88. Swiss Morgestraich Festival

It was indeed worth getting up early for. The parade is never advertised. “We just do it for fun,” said everyone I asked. When participants do things for fun, everybody wins – if they can find out about it.

I arrived at The Musket restaurant at 6:30am, early enough to talk with some of the 25 band members as they prepared for the 7am parade. They were putting on blue and white striped robes, masks, and blue paper hair. “We should be wearing a different coloured costume every year, but we can’t afford it,” said one with a laugh.

Their parade has been going on annually since 1976. “We started in Yorkville,” said Hans-Peter Schmidd, one of the organizers. They were thrown out of Yorkville because they were too noisy, too early. Their parade is now in an industrial part of Etobicoke where no one needs to sleep.

The Morgestraich in Basel is Switzerland’s biggest carnival.

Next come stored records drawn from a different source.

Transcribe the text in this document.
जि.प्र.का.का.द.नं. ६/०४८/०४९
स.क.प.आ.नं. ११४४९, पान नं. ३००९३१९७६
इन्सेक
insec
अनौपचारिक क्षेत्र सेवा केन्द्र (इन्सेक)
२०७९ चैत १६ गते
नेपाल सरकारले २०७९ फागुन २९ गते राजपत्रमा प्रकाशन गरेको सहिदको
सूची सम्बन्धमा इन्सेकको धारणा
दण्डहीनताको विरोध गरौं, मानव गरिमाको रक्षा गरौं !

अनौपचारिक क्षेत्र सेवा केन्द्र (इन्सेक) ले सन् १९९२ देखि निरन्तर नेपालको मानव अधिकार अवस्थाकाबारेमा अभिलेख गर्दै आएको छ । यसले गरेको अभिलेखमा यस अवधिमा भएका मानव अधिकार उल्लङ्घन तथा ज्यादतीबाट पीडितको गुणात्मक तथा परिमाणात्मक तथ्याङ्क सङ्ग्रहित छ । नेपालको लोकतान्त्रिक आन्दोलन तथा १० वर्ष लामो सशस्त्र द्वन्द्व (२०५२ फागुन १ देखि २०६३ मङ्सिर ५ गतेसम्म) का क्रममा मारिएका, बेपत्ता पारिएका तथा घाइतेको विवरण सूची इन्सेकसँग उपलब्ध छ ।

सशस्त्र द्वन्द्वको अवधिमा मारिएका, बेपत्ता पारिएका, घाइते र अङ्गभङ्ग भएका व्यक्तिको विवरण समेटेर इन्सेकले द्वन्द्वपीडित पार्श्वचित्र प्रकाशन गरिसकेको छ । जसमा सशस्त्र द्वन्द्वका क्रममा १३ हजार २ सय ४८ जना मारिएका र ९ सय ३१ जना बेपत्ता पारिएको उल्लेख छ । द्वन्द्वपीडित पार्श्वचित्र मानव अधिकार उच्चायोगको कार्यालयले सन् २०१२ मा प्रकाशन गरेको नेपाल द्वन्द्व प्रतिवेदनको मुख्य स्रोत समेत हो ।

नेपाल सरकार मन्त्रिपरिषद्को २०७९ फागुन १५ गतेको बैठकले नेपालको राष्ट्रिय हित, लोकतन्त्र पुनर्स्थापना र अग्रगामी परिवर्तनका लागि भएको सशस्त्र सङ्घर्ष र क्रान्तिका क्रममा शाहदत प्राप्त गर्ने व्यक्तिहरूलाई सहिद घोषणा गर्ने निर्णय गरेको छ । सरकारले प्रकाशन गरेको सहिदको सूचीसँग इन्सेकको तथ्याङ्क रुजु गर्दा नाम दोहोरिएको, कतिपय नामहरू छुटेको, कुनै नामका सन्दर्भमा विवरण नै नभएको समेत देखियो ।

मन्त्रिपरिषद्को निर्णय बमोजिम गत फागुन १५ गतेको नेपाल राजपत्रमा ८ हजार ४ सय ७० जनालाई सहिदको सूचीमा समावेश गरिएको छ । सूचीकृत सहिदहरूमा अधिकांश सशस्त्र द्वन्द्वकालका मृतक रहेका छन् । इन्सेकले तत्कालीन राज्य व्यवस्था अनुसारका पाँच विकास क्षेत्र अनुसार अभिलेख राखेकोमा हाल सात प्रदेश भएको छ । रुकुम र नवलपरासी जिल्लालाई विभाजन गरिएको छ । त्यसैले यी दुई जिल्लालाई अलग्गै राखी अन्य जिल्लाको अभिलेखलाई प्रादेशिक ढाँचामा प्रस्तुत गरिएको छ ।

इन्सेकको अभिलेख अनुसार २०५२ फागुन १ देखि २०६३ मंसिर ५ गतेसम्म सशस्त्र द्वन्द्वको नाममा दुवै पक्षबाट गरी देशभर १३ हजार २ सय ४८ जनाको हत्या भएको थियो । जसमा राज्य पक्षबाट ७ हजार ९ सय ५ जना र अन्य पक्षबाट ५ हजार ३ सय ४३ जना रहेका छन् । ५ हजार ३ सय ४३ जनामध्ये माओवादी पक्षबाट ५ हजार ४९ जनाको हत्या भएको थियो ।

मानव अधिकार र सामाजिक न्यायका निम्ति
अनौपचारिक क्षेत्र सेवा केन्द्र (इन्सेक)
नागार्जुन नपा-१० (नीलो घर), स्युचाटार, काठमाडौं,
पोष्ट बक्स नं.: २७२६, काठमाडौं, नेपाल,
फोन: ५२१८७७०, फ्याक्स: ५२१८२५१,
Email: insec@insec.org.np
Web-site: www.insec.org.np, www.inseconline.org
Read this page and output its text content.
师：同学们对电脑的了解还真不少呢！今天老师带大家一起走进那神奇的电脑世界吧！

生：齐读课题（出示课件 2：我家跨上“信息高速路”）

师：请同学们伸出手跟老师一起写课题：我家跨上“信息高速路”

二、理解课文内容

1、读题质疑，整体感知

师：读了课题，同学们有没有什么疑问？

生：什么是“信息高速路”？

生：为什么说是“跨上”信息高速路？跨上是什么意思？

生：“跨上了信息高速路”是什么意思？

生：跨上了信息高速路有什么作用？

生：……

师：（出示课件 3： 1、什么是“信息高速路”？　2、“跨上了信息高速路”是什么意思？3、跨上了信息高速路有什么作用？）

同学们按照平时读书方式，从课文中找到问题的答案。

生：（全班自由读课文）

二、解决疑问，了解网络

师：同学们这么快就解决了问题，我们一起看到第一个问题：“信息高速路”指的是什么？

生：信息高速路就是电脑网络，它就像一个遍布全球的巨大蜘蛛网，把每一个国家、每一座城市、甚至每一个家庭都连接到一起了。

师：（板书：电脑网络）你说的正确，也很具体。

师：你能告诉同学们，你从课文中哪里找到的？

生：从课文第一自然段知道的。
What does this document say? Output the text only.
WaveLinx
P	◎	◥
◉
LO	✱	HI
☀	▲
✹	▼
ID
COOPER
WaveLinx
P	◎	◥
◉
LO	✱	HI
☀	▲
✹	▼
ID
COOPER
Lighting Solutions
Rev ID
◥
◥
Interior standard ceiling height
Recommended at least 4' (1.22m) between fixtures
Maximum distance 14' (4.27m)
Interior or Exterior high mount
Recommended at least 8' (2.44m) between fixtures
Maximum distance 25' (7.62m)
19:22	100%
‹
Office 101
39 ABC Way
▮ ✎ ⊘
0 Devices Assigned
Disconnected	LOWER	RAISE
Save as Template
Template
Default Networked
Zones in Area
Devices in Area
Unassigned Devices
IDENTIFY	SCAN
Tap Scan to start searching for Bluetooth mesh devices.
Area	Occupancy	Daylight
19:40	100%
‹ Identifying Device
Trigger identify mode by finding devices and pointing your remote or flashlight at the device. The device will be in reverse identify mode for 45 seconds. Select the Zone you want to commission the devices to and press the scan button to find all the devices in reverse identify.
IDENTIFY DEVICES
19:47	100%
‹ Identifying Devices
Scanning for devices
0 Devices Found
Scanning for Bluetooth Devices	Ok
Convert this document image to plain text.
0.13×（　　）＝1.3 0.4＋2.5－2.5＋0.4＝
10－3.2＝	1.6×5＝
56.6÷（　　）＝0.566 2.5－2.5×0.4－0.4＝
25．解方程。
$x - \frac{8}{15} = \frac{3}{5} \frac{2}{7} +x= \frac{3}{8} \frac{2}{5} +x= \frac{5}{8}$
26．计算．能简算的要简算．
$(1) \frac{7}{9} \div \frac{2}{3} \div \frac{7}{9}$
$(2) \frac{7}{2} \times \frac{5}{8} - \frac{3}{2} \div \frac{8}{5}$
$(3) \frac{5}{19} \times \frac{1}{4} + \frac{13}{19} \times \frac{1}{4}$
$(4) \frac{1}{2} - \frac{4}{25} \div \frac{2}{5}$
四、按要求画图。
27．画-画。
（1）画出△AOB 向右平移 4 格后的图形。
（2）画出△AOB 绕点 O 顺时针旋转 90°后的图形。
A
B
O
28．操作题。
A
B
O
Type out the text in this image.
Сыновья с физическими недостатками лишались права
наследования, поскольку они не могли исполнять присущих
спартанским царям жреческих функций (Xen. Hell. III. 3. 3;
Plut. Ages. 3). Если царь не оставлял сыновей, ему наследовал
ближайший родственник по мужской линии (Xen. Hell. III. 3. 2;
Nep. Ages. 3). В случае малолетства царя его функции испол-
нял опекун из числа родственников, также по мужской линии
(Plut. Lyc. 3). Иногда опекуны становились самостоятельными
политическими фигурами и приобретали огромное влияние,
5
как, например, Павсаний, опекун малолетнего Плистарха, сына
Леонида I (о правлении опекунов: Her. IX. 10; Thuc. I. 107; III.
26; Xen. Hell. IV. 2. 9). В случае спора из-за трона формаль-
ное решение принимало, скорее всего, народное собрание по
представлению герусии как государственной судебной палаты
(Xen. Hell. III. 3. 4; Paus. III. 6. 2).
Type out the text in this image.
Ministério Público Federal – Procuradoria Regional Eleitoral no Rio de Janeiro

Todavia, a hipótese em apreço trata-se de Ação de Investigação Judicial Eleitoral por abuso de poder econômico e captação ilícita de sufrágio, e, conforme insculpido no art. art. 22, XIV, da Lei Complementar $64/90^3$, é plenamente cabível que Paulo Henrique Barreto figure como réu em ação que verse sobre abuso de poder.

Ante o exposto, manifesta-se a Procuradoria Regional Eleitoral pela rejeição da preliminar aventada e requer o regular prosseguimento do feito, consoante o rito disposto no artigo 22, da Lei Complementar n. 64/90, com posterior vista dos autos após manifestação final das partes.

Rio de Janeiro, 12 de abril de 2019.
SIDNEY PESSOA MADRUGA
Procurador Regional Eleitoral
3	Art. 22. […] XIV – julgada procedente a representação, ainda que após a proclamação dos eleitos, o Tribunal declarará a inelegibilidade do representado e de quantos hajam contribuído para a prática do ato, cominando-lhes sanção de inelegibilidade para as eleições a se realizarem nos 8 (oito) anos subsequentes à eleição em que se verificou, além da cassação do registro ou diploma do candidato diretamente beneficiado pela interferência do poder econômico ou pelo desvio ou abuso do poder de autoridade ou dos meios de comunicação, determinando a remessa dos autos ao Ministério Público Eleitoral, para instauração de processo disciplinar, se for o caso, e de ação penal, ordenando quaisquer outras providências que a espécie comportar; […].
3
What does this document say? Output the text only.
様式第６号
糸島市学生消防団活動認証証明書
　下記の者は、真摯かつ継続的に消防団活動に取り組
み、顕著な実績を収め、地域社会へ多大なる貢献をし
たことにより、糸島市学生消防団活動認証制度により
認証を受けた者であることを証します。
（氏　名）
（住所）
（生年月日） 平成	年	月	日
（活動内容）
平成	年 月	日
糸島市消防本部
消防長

It inspired Toronto’s parade. It’s a three-day event in Switzerland, starting on the Monday after Ash Wednesday. It began as a Protestant attempt to tease Catholics during the austerity of Lent. It starts at 4am in Basel with all the lights turned off and 40,000 pipers and drummers making a lot of noise while carrying lanterns.

I didn’t notice any pipers, but this band has drummers and a trombone painted with hearts. It has a bass horn, trumpets, and a washboard. One woman was wearing a papier mache mask with a big hole over the mouth so she could play her flute. A group of friends and a police car followed the parade around the block at 7 and again at 9am.

The band performed inside The Musket too. If you don’t expect the precision and swagger of the marching bands in the St. Patrick’s Day parade, it’s pretty good.

The restaurant served traditional soup and cheese quiche. Band members sold cookies and deep-fried pancakes sprinkled with sugar. They were happy to answer questions and joke. It was a fun event and I felt welcome. Not being Swiss didn’t matter. The band itself has members of Chinese and West Indian origin. This puts it high up on my list of exemplary multicultural events.


  1. I lived at 84 Yorkville 3rd floor from 1979 until 1982, and had the pleasure
    of watching this parade setting up in the car park next to 84 Yorkville.
    The parade started at Bellair, with great enthusiasm, drums and horns in a unified discordance. Ending a minute later at Hazelton ave.
    For myself, it marked the end of Winter.. Snow would be falling, as light broke, large mache heads with goulish smiles….Swaggering through the
    early light.. Fantastic, Yorkville at its best… It has gone …Why???

    1. Jason, I think it was moved because Yorkville residents were complaining about the early morning noise. Come see it tomorrow in Etobicoke. Ruth.

    2. I think it was moved because Yorkville residents were complaining about the noise. Come see it tomorrow in Etobicoke.